Document Information:
Title:Occupational stress and burnout between male and female police officers: Are there any gender differences?
Author(s):William P. McCarty, (University of Nebraska-Omaha, Omaha, Nebraska, USA), Jihong “Solomon” Zhao, (Sam Houston State University, Huntsville, Texas, USA), Brett E. Garland, (Missouri State University, Springfield, Missouri, USA)
Citation:William P. McCarty, Jihong “Solomon” Zhao, Brett E. Garland, (2007) "Occupational stress and burnout between male and female police officers: Are there any gender differences?", Policing: An International Journal of Police Strategies & Management, Vol. 30 Iss: 4, pp.672 - 691
Keywords:Gender, Police, Stress
Article type:Research paper
DOI:10.1108/13639510710833938 (Permanent URL)
Publisher:Emerald Group Publishing Limited
Abstract:

Purpose – The purpose of this paper is to explore whether male and female police officers report different levels of occupational stress and burnout.
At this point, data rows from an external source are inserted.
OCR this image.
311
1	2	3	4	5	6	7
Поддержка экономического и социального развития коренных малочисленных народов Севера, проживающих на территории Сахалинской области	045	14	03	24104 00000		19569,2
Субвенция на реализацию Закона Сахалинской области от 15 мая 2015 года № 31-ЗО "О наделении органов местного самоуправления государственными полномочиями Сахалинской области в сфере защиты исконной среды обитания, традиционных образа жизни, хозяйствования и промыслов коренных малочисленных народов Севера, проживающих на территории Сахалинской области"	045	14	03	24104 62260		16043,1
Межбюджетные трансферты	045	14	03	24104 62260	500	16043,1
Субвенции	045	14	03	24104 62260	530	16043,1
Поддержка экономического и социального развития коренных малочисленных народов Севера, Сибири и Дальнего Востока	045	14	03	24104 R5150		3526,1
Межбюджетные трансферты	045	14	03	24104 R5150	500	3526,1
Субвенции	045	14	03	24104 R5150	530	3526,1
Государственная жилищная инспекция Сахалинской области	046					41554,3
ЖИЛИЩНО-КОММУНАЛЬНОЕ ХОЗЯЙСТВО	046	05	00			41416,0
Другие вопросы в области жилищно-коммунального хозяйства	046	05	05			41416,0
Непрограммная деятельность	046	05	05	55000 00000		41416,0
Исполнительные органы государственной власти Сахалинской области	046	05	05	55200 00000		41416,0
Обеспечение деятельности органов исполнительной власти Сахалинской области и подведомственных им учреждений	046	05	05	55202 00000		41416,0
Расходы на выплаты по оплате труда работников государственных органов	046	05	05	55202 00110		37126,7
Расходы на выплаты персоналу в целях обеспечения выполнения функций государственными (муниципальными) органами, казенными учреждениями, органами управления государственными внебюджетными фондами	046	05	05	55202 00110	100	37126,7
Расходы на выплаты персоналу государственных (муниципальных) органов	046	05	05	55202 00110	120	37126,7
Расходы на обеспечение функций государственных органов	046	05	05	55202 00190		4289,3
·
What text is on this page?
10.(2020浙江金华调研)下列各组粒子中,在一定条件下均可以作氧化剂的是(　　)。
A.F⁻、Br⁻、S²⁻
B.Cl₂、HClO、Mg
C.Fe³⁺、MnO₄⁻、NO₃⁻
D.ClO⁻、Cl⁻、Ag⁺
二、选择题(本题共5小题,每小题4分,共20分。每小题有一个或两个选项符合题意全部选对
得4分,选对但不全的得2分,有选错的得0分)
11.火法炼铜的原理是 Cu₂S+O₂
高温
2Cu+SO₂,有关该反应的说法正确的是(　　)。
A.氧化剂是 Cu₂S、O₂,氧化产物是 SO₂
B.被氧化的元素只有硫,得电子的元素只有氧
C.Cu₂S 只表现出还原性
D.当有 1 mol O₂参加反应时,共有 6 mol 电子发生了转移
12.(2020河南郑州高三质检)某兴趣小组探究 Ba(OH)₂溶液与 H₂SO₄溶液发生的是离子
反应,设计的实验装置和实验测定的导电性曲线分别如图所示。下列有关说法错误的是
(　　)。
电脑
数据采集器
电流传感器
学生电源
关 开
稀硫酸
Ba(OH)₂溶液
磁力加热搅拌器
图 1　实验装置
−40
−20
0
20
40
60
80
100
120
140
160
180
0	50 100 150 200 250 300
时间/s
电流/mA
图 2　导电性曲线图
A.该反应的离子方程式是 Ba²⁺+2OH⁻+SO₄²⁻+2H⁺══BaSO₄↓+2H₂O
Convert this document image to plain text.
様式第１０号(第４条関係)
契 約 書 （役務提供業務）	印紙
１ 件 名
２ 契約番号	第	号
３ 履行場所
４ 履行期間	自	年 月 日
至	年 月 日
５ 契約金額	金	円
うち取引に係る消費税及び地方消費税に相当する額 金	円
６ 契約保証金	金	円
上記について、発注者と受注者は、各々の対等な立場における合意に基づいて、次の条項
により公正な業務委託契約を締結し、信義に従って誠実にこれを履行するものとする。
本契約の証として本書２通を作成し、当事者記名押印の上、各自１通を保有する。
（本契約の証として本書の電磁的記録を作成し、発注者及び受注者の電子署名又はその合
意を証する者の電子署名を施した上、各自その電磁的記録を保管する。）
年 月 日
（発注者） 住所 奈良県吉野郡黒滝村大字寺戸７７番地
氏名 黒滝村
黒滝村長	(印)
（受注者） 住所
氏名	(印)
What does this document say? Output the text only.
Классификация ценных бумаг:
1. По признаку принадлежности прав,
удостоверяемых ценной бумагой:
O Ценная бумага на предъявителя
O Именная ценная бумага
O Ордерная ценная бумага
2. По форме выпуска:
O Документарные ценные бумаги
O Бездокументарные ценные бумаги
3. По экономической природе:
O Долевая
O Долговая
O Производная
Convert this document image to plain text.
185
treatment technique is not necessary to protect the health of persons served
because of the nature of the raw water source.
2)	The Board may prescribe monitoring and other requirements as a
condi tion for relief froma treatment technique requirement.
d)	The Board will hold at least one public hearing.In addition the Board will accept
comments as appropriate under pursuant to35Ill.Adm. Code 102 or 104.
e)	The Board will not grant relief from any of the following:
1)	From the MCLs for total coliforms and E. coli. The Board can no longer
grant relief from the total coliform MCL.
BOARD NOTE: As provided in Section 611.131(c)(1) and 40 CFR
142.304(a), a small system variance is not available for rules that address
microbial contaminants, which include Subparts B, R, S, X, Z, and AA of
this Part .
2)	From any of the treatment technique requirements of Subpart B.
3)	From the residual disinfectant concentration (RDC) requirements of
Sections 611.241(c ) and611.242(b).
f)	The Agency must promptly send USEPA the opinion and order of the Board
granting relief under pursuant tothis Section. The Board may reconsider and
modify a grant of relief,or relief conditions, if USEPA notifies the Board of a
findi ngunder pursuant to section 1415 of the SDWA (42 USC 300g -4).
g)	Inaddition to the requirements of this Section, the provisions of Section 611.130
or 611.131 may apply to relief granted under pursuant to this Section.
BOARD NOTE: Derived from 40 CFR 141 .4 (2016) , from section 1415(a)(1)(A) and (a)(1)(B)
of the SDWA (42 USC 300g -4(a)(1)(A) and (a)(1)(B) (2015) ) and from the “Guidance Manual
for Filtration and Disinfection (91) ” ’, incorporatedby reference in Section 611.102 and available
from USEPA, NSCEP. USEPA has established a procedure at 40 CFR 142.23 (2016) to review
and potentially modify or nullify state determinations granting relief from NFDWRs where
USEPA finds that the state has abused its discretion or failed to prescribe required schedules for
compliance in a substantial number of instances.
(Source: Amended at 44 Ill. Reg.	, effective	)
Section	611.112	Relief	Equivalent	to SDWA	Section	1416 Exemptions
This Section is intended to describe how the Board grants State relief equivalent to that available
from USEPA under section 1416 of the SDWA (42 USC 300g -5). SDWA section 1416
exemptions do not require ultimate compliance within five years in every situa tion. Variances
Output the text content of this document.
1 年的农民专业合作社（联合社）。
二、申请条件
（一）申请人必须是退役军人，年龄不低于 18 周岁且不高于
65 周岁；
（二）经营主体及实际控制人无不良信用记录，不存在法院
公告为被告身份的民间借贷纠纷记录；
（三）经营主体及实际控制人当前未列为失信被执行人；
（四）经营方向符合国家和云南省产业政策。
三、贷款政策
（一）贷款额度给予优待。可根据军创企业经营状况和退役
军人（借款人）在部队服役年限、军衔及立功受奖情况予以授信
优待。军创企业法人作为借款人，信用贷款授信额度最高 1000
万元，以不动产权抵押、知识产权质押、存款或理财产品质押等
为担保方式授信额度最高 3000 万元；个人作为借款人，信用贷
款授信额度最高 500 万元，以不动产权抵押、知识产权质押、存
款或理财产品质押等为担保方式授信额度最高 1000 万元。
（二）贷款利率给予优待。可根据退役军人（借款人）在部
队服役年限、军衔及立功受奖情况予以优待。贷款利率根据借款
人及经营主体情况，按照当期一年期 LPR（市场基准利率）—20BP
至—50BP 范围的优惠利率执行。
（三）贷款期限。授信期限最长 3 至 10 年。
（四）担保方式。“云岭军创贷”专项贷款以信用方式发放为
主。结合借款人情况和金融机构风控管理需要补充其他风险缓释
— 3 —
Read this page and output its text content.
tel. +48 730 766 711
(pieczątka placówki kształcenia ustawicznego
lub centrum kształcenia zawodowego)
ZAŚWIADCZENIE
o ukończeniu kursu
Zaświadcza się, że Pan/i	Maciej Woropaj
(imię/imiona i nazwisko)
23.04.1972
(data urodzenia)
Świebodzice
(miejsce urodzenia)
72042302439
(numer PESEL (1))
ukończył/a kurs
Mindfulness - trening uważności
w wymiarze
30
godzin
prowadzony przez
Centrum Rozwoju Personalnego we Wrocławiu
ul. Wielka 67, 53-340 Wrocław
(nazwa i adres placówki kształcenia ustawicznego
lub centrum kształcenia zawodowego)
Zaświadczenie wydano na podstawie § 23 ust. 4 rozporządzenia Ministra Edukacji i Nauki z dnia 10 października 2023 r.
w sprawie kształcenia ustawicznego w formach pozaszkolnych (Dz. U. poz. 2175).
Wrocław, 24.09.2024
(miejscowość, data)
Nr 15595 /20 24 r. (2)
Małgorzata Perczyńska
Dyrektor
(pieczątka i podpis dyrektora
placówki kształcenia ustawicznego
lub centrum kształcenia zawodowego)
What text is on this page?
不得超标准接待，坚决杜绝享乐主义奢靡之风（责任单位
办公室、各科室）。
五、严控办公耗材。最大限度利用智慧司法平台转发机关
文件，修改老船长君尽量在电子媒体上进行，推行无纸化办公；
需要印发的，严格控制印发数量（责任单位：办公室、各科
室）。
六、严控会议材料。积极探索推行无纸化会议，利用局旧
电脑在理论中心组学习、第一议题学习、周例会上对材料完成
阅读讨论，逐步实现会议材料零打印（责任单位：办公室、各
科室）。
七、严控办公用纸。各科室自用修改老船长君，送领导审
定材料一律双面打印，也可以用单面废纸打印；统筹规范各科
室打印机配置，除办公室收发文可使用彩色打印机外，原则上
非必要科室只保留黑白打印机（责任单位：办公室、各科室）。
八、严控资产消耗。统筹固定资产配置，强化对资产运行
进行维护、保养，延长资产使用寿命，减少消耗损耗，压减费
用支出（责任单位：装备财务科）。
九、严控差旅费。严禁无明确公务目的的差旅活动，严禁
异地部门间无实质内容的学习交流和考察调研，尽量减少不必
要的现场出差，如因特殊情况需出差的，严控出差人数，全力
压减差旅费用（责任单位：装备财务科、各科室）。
Also, the research seeks to examine whether various factors that are purported to influence occupational stress and burnout have differential effects on male and female officers.

Design/methodology/approach – Using a sample of police officers working in a large metropolitan department in the Northeast, the paper begins by using t-tests to make gender comparisons between the average levels of occupational stress and burnout between male and female officers. Next, separate multivariate analyses were run for male and female officers to determine how a set of independent variables measuring the work-environment, coping mechanisms, and other demographic characteristics affected the measures of occupational stress and burnout.

Findings – The findings indicate that male and female officers did not report significantly different levels of occupational stress and burnout. Results of the separate multivariate analyses reveal that, although there are similar predictors of stress and burnout for male and female officers, differences did exist in the models, lending support to the assertion that the female officers may experience unique stressors in the police organization. The multivariate results also indicate that African-American female officers report significantly higher levels of burnout than other officers.

Research limitations/implications – The current research adds to the knowledge about how levels and predictors of work-related stress and burnout compare between male and female police officers. The current study is limited by its focus on only one police department located in the Northeast. This may limit the generalizability of the results.

Originality/value – The results of the study have implications for programs and policies that seek to prevent stress and burnout among police officers. The results of the current study indicate that a one-program-fits-all approach may not be the best way for departments to help officers to deal with stress and burnout, since male and female officers may not experience or deal with these issues in a similar fashion.